İşte, Avrupa’da yükselmekte olan popülist otoriter aşırı sağ AB kurumlarına ve hukukuna karşıdır.
ERDOĞAN ‘REORM’ YAPAR MI?
Erdoğan 2002’teki “fabrika ayarları”na, reform çizgisine döner mi? Keşke ama sanmıyorum. Çünkü bu Erdoğan’ın elindeki yetkilerin birçoğundan vazgeçmesi demektir: Yargı bağımsızlığı… Cumhurbaşkanı tasarrufları üzerinde parlamento denetimi… Merkez Bankası bağımsızlığı… AİHM kararlarının uygulanması… Özerk üniversite… İster mi bunları?
AB’a üye olmak şart değil, önemli olan o standartlar.
Ekonominin yine sıkıştığı 2020 sonbaharında Erdoğan Naci Ağbal ve Lütfi Elvan gibi iki değerli ekonomisti göreve getirmiş, “hukuk ve ekonomide reformlar” diye açıklamalar yapmıştı. O dönemde Erdoğan “geleceğimiz Avrupa’da” diye konuşmalar yapıyordu. (21 Kasım 2020)
Malum, bir şey çıkmadı, hatta tersine, Kavcıoğlu ve Nebati göreve getirildi.
ORTA GELİR TUZAĞI
Bugün ise Cumhurbaşkanı Erdoğan, dün Elvan’a ve Ağbal’a verdiği yetkileri Mehmet Şimşek’e ve Hafize Gaye Erkan’a vermemiş gözüküyor.

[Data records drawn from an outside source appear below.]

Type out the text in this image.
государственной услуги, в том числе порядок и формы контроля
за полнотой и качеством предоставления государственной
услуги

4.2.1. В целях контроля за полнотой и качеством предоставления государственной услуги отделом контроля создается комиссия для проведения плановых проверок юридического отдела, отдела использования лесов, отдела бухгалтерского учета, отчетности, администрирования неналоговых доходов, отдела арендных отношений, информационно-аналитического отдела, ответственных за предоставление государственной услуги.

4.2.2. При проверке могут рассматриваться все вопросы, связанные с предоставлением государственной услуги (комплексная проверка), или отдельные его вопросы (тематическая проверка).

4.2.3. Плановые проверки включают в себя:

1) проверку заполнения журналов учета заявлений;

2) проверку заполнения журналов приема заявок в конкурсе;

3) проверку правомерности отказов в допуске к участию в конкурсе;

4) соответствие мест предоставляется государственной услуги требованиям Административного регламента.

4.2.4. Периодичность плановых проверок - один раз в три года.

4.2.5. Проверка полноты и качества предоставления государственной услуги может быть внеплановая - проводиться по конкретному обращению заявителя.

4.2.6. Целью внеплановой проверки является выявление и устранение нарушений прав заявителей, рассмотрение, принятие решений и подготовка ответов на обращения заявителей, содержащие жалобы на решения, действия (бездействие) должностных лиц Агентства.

Evet, Erdoğan bir AB açılımı yapmak istiyor ama 2020 sonbaharındaki gibi “reform” kelimesinden bile söz etmiyor.
Batı ile ilişkilerde hissedilir bir yumuşama, hele de gümrük birliğini yenileme ve vize muafiyeti gerçekleşirse ekonomi için faydalı olur, bu da Erdoğan’a yeter. Kriz ortamında dahi seçim kazanmadı mı?
Ama Türkiye reformlarla yapabileceği büyük atılmaları yapmamış olur, “orta gelir tuzağın”da dolanıp durmaya devam ederiz, maalesef.
Niye bir Güney Kore performansı gösteremiyoruz, açık değil mi?